The documentary is a sparse affair, little more than starkly lit Ruppert sitting in a bunker, talking.  And talk he does, at a mile a minute, like a derailed locomotive careening out of control.  He is Noam Chomsky on crack, Sam Spade as a doomsday intellectual, tying together the strands of history and avarice, economics and geography to make his frenzied case.  He does it all with such purpose and ease, such conviction and lucidity that his argument is arresting, and at times listening to him speak, it feels like he knows everything about everything. 

As he continues to talk, the film places the viewer in much the same position as a suspense thriller, building up a momentum of dread that is difficult to placate.  Our sense of foreboding is confirmed time and again, taking us to the brink of despair as we hope desperately for a solution.  And as his arguments mount, we are confronted with the choice as to whether to believe him.  Part of the temptation to dismiss his arguments as paranoia come from an impulse that we desperately hope he is wrong.   His claims have such far-fetching consequences, and are so absolute in their scope, painting a picture of insurmountable inevitability that it often feels like our only recourse.

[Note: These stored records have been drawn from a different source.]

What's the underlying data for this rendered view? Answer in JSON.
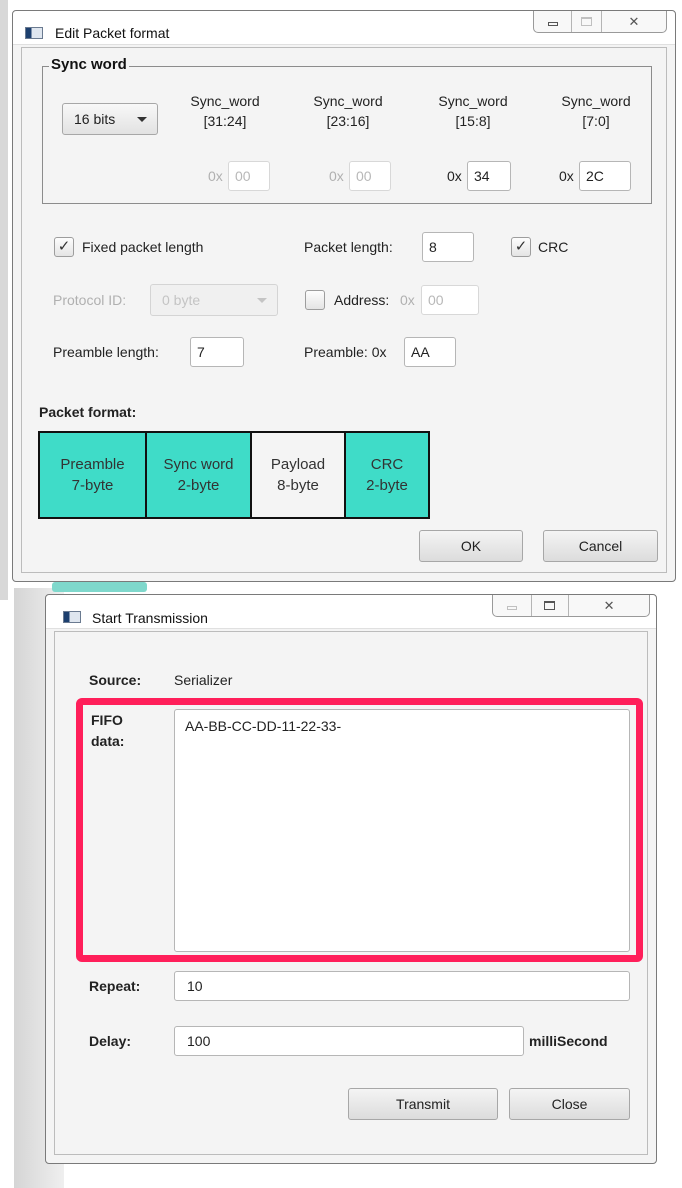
{
  "edit_packet_window": {
    "title": "Edit Packet format",
    "sync_word": {
      "legend": "Sync word",
      "bits_select": "16 bits",
      "fields": [
        {
          "header1": "Sync_word",
          "header2": "[31:24]",
          "prefix": "0x",
          "value": "00"
        },
        {
          "header1": "Sync_word",
          "header2": "[23:16]",
          "prefix": "0x",
          "value": "00"
        },
        {
          "header1": "Sync_word",
          "header2": "[15:8]",
          "prefix": "0x",
          "value": "34"
        },
        {
          "header1": "Sync_word",
          "header2": "[7:0]",
          "prefix": "0x",
          "value": "2C"
        }
      ]
    },
    "fixed_packet_length": {
      "label": "Fixed packet length",
      "checked": true
    },
    "packet_length": {
      "label": "Packet length:",
      "value": "8"
    },
    "crc": {
      "label": "CRC",
      "checked": true
    },
    "protocol_id": {
      "label": "Protocol ID:",
      "value": "0 byte"
    },
    "address": {
      "label": "Address:",
      "prefix": "0x",
      "value": "00",
      "checked": false
    },
    "preamble_length": {
      "label": "Preamble length:",
      "value": "7"
    },
    "preamble": {
      "label": "Preamble: 0x",
      "value": "AA"
    },
    "packet_format": {
      "heading": "Packet format:",
      "cells": [
        {
          "line1": "Preamble",
          "line2": "7-byte",
          "color": "#3fdcc8"
        },
        {
          "line1": "Sync word",
          "line2": "2-byte",
          "color": "#3fdcc8"
        },
        {
          "line1": "Payload",
          "line2": "8-byte",
          "color": "#f4f4f4"
        },
        {
          "line1": "CRC",
          "line2": "2-byte",
          "color": "#3fdcc8"
        }
      ]
    },
    "ok_label": "OK",
    "cancel_label": "Cancel"
  },
  "start_transmission_window": {
    "title": "Start Transmission",
    "source_label": "Source:",
    "source_value": "Serializer",
    "fifo_label_line1": "FIFO",
    "fifo_label_line2": "data:",
    "fifo_value": "AA-BB-CC-DD-11-22-33-",
    "repeat_label": "Repeat:",
    "repeat_value": "10",
    "delay_label": "Delay:",
    "delay_value": "100",
    "delay_unit": "milliSecond",
    "transmit_label": "Transmit",
    "close_label": "Close",
    "highlight_color": "#ff1f5a"
  }
}
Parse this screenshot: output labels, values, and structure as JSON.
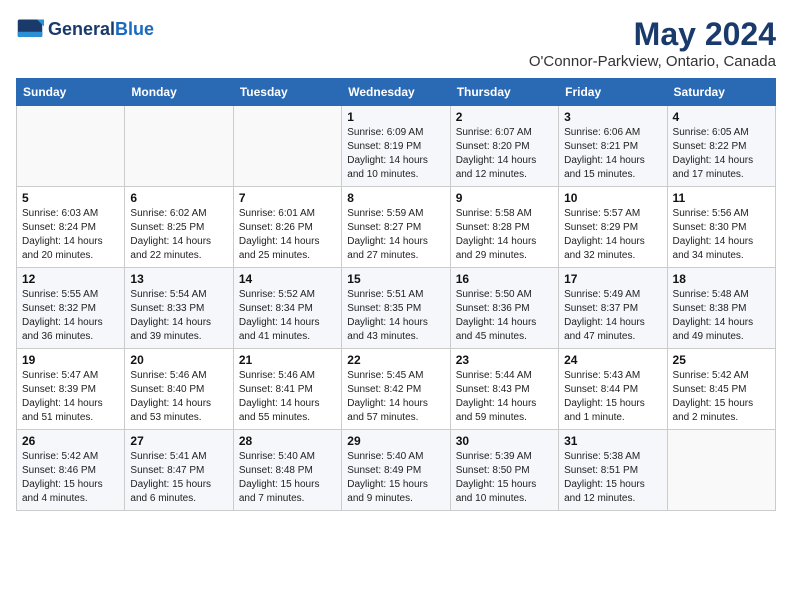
{
  "header": {
    "logo_line1": "General",
    "logo_line2": "Blue",
    "month": "May 2024",
    "location": "O'Connor-Parkview, Ontario, Canada"
  },
  "days_of_week": [
    "Sunday",
    "Monday",
    "Tuesday",
    "Wednesday",
    "Thursday",
    "Friday",
    "Saturday"
  ],
  "weeks": [
    [
      {
        "day": "",
        "info": ""
      },
      {
        "day": "",
        "info": ""
      },
      {
        "day": "",
        "info": ""
      },
      {
        "day": "1",
        "info": "Sunrise: 6:09 AM\nSunset: 8:19 PM\nDaylight: 14 hours\nand 10 minutes."
      },
      {
        "day": "2",
        "info": "Sunrise: 6:07 AM\nSunset: 8:20 PM\nDaylight: 14 hours\nand 12 minutes."
      },
      {
        "day": "3",
        "info": "Sunrise: 6:06 AM\nSunset: 8:21 PM\nDaylight: 14 hours\nand 15 minutes."
      },
      {
        "day": "4",
        "info": "Sunrise: 6:05 AM\nSunset: 8:22 PM\nDaylight: 14 hours\nand 17 minutes."
      }
    ],
    [
      {
        "day": "5",
        "info": "Sunrise: 6:03 AM\nSunset: 8:24 PM\nDaylight: 14 hours\nand 20 minutes."
      },
      {
        "day": "6",
        "info": "Sunrise: 6:02 AM\nSunset: 8:25 PM\nDaylight: 14 hours\nand 22 minutes."
      },
      {
        "day": "7",
        "info": "Sunrise: 6:01 AM\nSunset: 8:26 PM\nDaylight: 14 hours\nand 25 minutes."
      },
      {
        "day": "8",
        "info": "Sunrise: 5:59 AM\nSunset: 8:27 PM\nDaylight: 14 hours\nand 27 minutes."
      },
      {
        "day": "9",
        "info": "Sunrise: 5:58 AM\nSunset: 8:28 PM\nDaylight: 14 hours\nand 29 minutes."
      },
      {
        "day": "10",
        "info": "Sunrise: 5:57 AM\nSunset: 8:29 PM\nDaylight: 14 hours\nand 32 minutes."
      },
      {
        "day": "11",
        "info": "Sunrise: 5:56 AM\nSunset: 8:30 PM\nDaylight: 14 hours\nand 34 minutes."
      }
    ],
    [
      {
        "day": "12",
        "info": "Sunrise: 5:55 AM\nSunset: 8:32 PM\nDaylight: 14 hours\nand 36 minutes."
      },
      {
        "day": "13",
        "info": "Sunrise: 5:54 AM\nSunset: 8:33 PM\nDaylight: 14 hours\nand 39 minutes."
      },
      {
        "day": "14",
        "info": "Sunrise: 5:52 AM\nSunset: 8:34 PM\nDaylight: 14 hours\nand 41 minutes."
      },
      {
        "day": "15",
        "info": "Sunrise: 5:51 AM\nSunset: 8:35 PM\nDaylight: 14 hours\nand 43 minutes."
      },
      {
        "day": "16",
        "info": "Sunrise: 5:50 AM\nSunset: 8:36 PM\nDaylight: 14 hours\nand 45 minutes."
      },
      {
        "day": "17",
        "info": "Sunrise: 5:49 AM\nSunset: 8:37 PM\nDaylight: 14 hours\nand 47 minutes."
      },
      {
        "day": "18",
        "info": "Sunrise: 5:48 AM\nSunset: 8:38 PM\nDaylight: 14 hours\nand 49 minutes."
      }
    ],
    [
      {
        "day": "19",
        "info": "Sunrise: 5:47 AM\nSunset: 8:39 PM\nDaylight: 14 hours\nand 51 minutes."
      },
      {
        "day": "20",
        "info": "Sunrise: 5:46 AM\nSunset: 8:40 PM\nDaylight: 14 hours\nand 53 minutes."
      },
      {
        "day": "21",
        "info": "Sunrise: 5:46 AM\nSunset: 8:41 PM\nDaylight: 14 hours\nand 55 minutes."
      },
      {
        "day": "22",
        "info": "Sunrise: 5:45 AM\nSunset: 8:42 PM\nDaylight: 14 hours\nand 57 minutes."
      },
      {
        "day": "23",
        "info": "Sunrise: 5:44 AM\nSunset: 8:43 PM\nDaylight: 14 hours\nand 59 minutes."
      },
      {
        "day": "24",
        "info": "Sunrise: 5:43 AM\nSunset: 8:44 PM\nDaylight: 15 hours\nand 1 minute."
      },
      {
        "day": "25",
        "info": "Sunrise: 5:42 AM\nSunset: 8:45 PM\nDaylight: 15 hours\nand 2 minutes."
      }
    ],
    [
      {
        "day": "26",
        "info": "Sunrise: 5:42 AM\nSunset: 8:46 PM\nDaylight: 15 hours\nand 4 minutes."
      },
      {
        "day": "27",
        "info": "Sunrise: 5:41 AM\nSunset: 8:47 PM\nDaylight: 15 hours\nand 6 minutes."
      },
      {
        "day": "28",
        "info": "Sunrise: 5:40 AM\nSunset: 8:48 PM\nDaylight: 15 hours\nand 7 minutes."
      },
      {
        "day": "29",
        "info": "Sunrise: 5:40 AM\nSunset: 8:49 PM\nDaylight: 15 hours\nand 9 minutes."
      },
      {
        "day": "30",
        "info": "Sunrise: 5:39 AM\nSunset: 8:50 PM\nDaylight: 15 hours\nand 10 minutes."
      },
      {
        "day": "31",
        "info": "Sunrise: 5:38 AM\nSunset: 8:51 PM\nDaylight: 15 hours\nand 12 minutes."
      },
      {
        "day": "",
        "info": ""
      }
    ]
  ]
}
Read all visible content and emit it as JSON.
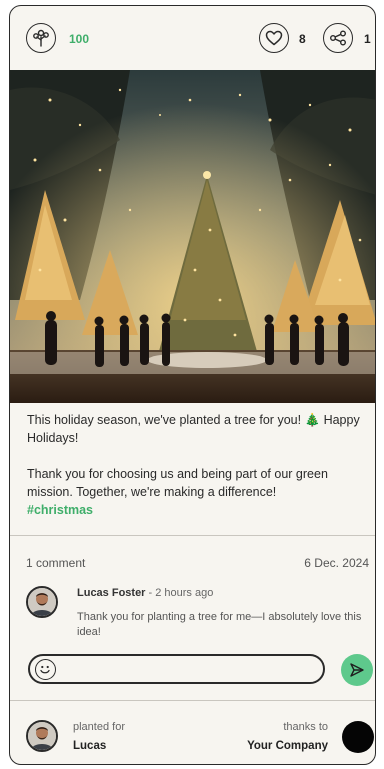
{
  "header": {
    "tree_count": "100",
    "like_count": "8",
    "share_count": "1"
  },
  "photo": {
    "icon": "christmas-trees-photo"
  },
  "post": {
    "line1": "This holiday season, we've planted a tree for you! 🎄 Happy Holidays!",
    "line2": "Thank you for choosing us and being part of our green mission. Together, we're making a difference!",
    "hashtag": "#christmas"
  },
  "meta": {
    "comments": "1 comment",
    "date": "6 Dec. 2024"
  },
  "comment": {
    "author": "Lucas Foster",
    "time": " - 2 hours ago",
    "text": "Thank you for planting a tree for me—I absolutely love this idea!"
  },
  "footer": {
    "planted_label": "planted for",
    "planted_name": "Lucas",
    "thanks_label": "thanks to",
    "thanks_name": "Your Company"
  },
  "colors": {
    "accent": "#3fae6a",
    "send": "#5ec98c",
    "card_bg": "#f7f5f0"
  }
}
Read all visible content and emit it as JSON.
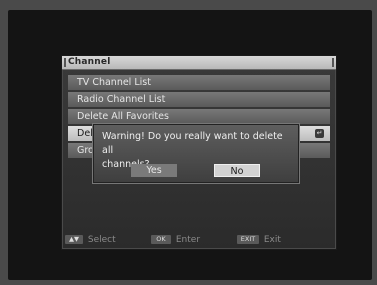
{
  "menu": {
    "title": "Channel",
    "items": [
      {
        "label": "TV Channel List"
      },
      {
        "label": "Radio Channel List"
      },
      {
        "label": "Delete All Favorites"
      },
      {
        "label": "Del"
      },
      {
        "label": "Gro"
      }
    ],
    "enter_icon": "↵"
  },
  "dialog": {
    "message_line1": "Warning! Do you really want to delete all",
    "message_line2": "channels?",
    "yes_label": "Yes",
    "no_label": "No",
    "selected": "No"
  },
  "footer": {
    "select_key": "▲▼",
    "select_label": "Select",
    "enter_key": "OK",
    "enter_label": "Enter",
    "exit_key": "EXIT",
    "exit_label": "Exit"
  }
}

The film-makers throw us this possibility, giving us small details about his life that paint a sad portrait of a man who has lost everything in pursuit of his revolution (‘a revolution of the mind’, he calls it).  There is a sincerity and commitment to his belief that is distressing to watch.  Yet the difficulty of dismissing Ruppert as a crackpot is that he makes so much sense.  ‘I don’t deal in conspiracy theory’, he tells us at one point, ‘I deal in conspiracy fact’.  Indeed, most of his observations are based on widely accepted scientific facts, and its central tenet – that we live in a world with a limited energy resource (OIL) but our society is run by an infinite energy and infinite growth paradigm – is difficult to refute.  His extrapolation – that our present processes of production will result in the collapse of modern industrial civilisation as we know it, returning us to a pre-industrial social Darwinist mode of survival - is truly terrifying. 

After the film, I found myself far more willing to take personal responsibility for issues of sustainability.  Whether you agree with what Michael Ruppert has to say or not, the issues are impossible to ignore.